Jak zaznacza radny Janusz Kowalski, jest już za późno, by inwestor złożył projekt o dofinansowanie do końca tego roku. A jak wiadomo, bardzo mu na tym zależało.

- Mimo wszystko głosujmy – przekonywał Janusz Kowalski. – Przynajmniej zapadnie konkretna decyzja.

- W tej chwili nie ma już presji czasu – tłumaczy Grzegorz Dunia. – Może dajmy więc inwestorowi odpowiedź, że chcemy dalej współpracować, ale i negocjować. Poszukajmy innych możliwości, innych lokalizacji. Przecież jeśli nie podejmiemy dziś tej uchwały, nic się nie stanie. Nie zamyka nam to drzwi do dalszych działań na rzecz Centrum Sztuki Audiowizualnej.

Głosowanie jednak się odbyło. Najpierw głosowano w sprawie wyrażenia zgody na dzierżawę warunkową nieruchomości położonej w kamieniołomach na rzecz Stowarzyszenia Filmowców Polskich w Warszawie. W sesji uczestniczyło 13 radnych. Za podjęciem uchwały było 6 głosów, przeciw – 7.

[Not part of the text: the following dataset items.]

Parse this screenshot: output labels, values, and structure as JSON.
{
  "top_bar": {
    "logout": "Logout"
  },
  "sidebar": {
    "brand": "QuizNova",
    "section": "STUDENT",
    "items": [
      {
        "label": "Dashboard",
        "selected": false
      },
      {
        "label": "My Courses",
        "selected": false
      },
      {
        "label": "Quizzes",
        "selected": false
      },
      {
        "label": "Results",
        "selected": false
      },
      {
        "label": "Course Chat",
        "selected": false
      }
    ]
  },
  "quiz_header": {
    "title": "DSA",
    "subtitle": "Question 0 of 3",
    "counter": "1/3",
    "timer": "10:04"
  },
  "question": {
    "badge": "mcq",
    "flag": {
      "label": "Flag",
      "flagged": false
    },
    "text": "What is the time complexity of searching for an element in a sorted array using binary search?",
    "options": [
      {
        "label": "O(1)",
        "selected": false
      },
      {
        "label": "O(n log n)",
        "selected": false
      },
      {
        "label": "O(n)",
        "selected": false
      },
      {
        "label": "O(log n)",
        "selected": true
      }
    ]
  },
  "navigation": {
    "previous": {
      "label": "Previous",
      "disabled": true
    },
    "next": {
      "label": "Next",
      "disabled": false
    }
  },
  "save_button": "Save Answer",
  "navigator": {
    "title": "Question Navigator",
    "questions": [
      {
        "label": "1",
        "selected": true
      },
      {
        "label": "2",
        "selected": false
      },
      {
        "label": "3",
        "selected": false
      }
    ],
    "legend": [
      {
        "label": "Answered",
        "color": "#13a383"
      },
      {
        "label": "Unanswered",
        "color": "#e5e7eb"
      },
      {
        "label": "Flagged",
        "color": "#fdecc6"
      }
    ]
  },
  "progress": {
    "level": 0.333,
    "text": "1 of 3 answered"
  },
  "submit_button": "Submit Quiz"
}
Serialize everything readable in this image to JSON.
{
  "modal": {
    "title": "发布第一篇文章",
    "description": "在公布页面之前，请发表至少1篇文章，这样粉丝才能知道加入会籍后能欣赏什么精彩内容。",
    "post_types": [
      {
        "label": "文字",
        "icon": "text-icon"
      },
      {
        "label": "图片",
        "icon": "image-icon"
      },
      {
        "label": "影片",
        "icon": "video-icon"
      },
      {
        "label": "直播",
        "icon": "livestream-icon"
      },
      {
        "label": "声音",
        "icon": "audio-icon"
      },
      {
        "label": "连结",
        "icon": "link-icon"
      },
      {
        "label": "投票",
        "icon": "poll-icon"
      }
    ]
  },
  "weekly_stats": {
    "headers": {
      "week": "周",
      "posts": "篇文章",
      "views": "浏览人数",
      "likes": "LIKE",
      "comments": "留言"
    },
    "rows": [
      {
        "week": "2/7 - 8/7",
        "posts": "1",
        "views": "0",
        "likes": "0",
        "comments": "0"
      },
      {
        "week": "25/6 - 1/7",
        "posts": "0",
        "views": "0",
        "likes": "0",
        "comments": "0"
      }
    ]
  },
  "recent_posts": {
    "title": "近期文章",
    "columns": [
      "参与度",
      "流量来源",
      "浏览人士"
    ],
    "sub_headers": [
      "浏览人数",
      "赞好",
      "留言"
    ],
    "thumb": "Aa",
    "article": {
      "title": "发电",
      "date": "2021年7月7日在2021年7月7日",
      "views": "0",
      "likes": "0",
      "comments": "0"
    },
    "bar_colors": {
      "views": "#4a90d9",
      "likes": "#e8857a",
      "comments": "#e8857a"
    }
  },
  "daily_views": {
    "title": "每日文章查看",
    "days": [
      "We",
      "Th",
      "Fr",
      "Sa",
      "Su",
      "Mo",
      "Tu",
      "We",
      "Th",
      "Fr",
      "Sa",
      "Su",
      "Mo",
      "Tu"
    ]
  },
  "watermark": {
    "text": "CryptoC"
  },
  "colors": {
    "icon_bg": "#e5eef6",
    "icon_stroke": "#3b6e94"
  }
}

Chwilę później radni podjęli uchwałę intencyjną w sprawie budowy Centrum Sztuki Audiowizualnej w Kazimierzu Dolnym. 5 radnych wstrzymało się od głosu, za było – 7, przeciw – 1.

Co to oznacza?

– Że nie mówimy „nie” ani „tak” – podsumował jeden z radnych. Wydaje się więc, że sprawa znów stanęła w miejscu.